24 Horas bebeu da cultura do medo que marcou os governos de George W. Bush (de janeiro de 2001 a janeiro de 2009), mostrando muçulmanos, russos, chineses, africanos e até mexicanos como inimigos. Graças aos métodos empregados pelo protagonista — que incluía a tortura de seu próprio irmão —, foi acusada de validar a guerra ao terror deflagrada por Bush. Um levantamento da organização sem fins lucrativos Human Rights First contou, ao longo de 120 episódios, 67 cenas de choques elétricos, sufocamento com sacos plásticos, punhalada com bisturis aquecidos e outras formas de coerção, perpetradas não apenas pelos bandidos, mas também pelos mocinhos.
Por outro lado, Bauer sentia o peso moral do mantra "os fins justificam os meios", tornando-se, paulatinamente, um personagem trágico. Estava sempre em situações-limite: decidir entre a vida de um e a vida de milhares, entre a vida de um colega e a vida de um terrorista, entre sua própria vida e a de outros.
O seriado também batia nos estadunidenses, retratando conspirações na Casa Branca e maquinações político-econômicas para lucrar com a turbulência mundial — empresários da ultradireita, ligados à indústria petroleira do Oriente Médio, estiveram entre os vilões. Além disso, o fictício presidente David Palmer, vivido com honradez por Dennis Haysbert, pode ter contribuído para fixar no imaginário do país a ideia de eleger, em novembro de 2008, o primeiro presidente negro, Barack Obama — democrata como o mandatário de mentirinha.
Palmer foi um dos grandes coadjuvantes na trajetória de 24 Horas, que ganhou apenas uma vez o Emmy de melhor série dramática — em 2006, quando também levou os prêmios de ator (Kiefer Sutherland), direção (Jon Cassar), edição (David Latham) e música (Sean Callery).

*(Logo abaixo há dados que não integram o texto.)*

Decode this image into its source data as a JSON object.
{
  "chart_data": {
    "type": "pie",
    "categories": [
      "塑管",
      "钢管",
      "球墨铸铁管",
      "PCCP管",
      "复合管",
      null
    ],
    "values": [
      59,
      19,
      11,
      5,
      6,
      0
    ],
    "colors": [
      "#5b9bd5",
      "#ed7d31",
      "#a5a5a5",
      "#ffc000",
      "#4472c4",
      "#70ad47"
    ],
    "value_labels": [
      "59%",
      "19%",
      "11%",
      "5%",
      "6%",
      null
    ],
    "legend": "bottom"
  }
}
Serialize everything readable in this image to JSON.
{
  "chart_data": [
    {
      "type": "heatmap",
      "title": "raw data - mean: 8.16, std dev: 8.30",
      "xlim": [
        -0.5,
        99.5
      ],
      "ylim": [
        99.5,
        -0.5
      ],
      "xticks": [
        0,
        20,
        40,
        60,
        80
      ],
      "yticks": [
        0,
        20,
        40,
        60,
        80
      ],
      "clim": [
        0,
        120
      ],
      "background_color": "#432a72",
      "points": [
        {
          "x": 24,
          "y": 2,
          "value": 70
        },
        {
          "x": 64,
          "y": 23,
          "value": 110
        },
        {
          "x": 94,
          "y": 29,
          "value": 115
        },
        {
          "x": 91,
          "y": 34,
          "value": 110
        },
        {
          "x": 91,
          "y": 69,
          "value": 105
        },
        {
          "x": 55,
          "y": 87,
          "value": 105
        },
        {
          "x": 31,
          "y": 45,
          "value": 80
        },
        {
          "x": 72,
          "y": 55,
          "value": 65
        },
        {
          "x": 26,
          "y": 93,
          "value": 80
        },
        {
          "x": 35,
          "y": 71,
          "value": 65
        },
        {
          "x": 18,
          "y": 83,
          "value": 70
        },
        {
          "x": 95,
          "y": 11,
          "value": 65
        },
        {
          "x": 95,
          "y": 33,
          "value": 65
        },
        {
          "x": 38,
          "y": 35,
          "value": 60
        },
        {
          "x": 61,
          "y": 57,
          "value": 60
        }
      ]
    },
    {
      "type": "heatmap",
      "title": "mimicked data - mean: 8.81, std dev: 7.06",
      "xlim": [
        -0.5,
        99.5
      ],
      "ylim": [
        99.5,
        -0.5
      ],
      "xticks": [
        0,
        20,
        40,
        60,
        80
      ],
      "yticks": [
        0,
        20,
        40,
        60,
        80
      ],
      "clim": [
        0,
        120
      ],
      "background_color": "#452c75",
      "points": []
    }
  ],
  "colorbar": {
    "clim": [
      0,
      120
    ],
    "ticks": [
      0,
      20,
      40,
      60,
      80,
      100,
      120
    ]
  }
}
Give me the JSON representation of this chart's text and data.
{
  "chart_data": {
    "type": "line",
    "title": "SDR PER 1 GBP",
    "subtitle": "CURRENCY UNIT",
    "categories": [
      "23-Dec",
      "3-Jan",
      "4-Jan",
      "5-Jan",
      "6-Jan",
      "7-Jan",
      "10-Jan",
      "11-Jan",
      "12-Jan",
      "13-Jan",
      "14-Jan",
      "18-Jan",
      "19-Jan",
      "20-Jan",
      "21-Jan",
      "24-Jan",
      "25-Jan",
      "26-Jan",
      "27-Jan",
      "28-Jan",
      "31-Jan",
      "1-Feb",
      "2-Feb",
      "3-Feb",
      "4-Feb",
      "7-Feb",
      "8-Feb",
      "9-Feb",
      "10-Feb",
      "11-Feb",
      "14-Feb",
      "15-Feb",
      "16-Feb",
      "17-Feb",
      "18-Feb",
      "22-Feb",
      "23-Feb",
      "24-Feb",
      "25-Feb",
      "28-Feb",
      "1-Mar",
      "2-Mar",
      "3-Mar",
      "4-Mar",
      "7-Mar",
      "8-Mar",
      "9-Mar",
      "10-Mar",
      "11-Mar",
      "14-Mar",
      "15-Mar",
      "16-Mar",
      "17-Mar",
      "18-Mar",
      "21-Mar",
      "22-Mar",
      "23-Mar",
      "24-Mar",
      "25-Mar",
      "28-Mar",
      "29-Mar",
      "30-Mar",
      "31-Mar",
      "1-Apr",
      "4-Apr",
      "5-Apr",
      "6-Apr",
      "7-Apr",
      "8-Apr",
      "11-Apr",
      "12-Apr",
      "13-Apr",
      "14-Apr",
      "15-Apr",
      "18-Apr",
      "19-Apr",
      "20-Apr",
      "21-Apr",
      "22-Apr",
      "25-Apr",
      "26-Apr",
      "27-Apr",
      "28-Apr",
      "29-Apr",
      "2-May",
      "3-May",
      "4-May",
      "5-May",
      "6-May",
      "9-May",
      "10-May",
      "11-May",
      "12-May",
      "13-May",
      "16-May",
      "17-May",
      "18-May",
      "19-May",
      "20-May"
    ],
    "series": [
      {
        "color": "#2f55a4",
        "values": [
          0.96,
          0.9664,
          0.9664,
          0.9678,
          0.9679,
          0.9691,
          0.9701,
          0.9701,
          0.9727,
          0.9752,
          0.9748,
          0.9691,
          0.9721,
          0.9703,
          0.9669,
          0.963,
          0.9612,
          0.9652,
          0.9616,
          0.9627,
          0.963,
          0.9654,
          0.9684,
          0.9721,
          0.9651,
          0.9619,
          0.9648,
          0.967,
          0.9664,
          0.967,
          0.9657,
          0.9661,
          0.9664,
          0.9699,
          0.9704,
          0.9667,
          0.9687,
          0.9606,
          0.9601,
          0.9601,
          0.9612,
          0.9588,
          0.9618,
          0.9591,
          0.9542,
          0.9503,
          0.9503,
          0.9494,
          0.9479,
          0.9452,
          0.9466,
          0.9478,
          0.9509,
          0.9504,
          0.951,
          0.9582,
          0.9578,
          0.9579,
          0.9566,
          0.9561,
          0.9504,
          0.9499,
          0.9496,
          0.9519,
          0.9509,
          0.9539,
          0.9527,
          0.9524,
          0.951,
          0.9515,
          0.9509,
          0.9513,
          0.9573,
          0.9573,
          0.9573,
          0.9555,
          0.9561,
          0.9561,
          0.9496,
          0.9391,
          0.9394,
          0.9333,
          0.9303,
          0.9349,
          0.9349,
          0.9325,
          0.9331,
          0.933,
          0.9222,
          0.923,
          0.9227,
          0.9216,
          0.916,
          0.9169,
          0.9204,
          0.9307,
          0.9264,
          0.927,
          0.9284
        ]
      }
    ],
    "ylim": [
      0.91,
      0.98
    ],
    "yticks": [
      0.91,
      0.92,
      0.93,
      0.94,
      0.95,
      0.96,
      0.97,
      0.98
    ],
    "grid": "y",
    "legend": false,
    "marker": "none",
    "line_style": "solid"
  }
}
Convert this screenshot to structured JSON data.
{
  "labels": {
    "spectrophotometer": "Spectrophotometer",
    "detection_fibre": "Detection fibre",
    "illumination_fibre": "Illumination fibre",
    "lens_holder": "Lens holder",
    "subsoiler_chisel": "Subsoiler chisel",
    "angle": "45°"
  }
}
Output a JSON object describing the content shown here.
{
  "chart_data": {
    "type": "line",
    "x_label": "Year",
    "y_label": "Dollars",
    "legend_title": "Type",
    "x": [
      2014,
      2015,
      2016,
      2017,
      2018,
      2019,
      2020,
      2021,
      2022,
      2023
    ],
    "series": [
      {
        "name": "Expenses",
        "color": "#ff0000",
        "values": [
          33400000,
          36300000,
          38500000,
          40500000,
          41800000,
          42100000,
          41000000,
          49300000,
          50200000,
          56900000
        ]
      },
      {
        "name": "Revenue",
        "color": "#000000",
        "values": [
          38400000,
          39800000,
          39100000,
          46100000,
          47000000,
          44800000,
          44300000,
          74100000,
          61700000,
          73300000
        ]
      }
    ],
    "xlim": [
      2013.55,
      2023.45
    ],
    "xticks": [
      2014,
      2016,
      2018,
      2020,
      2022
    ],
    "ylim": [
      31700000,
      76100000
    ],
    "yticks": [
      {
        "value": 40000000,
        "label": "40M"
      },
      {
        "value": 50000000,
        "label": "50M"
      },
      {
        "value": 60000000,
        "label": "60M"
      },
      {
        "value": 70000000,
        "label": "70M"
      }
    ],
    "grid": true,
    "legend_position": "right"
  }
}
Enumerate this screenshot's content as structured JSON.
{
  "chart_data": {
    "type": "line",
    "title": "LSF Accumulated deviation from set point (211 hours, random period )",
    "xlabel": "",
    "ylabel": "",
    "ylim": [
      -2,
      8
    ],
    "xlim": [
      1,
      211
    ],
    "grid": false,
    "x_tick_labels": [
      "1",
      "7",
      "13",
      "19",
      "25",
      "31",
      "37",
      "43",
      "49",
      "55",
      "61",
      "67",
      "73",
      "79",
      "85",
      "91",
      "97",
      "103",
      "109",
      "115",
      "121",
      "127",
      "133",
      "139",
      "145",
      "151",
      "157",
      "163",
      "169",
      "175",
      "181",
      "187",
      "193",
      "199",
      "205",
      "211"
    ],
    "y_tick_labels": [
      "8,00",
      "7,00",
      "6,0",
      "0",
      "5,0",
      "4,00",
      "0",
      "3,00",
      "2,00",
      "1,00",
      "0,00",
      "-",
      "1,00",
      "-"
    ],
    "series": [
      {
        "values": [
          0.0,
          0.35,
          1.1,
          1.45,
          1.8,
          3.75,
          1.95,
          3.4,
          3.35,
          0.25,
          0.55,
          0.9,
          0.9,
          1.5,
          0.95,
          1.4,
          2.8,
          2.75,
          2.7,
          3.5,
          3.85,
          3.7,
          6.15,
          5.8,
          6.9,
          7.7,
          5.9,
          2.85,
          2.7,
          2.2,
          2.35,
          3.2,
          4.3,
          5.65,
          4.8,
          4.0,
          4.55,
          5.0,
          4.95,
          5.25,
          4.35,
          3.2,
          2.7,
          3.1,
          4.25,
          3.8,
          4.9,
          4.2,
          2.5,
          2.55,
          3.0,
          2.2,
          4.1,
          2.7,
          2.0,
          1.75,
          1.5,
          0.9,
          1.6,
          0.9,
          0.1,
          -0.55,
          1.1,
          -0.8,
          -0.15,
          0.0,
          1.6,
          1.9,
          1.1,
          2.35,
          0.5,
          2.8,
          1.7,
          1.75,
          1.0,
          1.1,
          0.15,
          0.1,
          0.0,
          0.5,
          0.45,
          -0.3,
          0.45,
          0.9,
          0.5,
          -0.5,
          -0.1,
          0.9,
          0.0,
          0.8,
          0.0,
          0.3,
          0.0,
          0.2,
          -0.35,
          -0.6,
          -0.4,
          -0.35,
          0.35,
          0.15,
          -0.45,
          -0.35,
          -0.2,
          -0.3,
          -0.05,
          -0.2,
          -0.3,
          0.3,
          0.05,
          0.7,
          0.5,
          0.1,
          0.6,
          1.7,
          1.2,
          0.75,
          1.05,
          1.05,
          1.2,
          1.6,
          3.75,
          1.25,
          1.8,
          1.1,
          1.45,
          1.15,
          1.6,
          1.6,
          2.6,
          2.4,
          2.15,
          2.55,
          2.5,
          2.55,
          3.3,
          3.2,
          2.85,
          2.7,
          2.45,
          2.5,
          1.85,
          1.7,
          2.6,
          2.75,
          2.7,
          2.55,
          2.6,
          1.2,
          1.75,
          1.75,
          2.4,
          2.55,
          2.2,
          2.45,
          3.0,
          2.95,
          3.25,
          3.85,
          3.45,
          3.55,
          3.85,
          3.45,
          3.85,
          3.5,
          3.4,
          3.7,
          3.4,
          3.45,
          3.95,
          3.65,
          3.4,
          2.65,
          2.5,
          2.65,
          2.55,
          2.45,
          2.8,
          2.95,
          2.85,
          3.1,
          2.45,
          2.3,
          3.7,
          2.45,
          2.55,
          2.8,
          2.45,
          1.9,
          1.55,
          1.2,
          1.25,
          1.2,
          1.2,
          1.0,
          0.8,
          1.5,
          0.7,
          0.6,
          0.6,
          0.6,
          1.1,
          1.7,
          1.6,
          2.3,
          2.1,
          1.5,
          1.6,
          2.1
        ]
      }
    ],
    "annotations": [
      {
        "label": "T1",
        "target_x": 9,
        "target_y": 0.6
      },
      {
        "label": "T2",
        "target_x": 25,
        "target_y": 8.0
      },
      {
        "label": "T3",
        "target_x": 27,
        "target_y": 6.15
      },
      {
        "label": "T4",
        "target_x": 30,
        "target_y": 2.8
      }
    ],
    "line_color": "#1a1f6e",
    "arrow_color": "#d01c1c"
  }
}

Na galeria dos personagens inesquecíveis, estão a nerd Chloe O'Brian (interpretada por Mary Lynn Rajskub) e o dúbio Tony Almeida (Carlos Bernard), agentes da CTU, o hesitante Charles Logan (Gregory Itzin), que foi vice, presidente e ex, a perturbada primeira-dama Martha Logan (Jean Smart) e vilões como Habib Marwan (Arnold Vosloo), Victor Drazen (Dennis Hopper) e Cheng Zi (Tzi Ma), além de Allison Taylor, mandatária da Casa Branca que valeu a Cherry Jones um Emmy de atriz convidada.
Mas o show era mesmo de Jack Bauer, único personagem a aparecer em todos os episódios (e também no telefilme Redenção, que conecta a sexta e a sétima temporadas), dono de uma coleção de frases de efeito, como: "Eu matei duas pessoas desde a meia-noite. Não durmo há mais de 24 horas. Então, talvez você devesse ter um pouco mais de medo de mim". A minha preferida é uma da sexta temporada, por dimensionar a estatura, digamos, moral atingida pelo protagonista: "Senhor presidente, com todo o respeito, você me deve uma".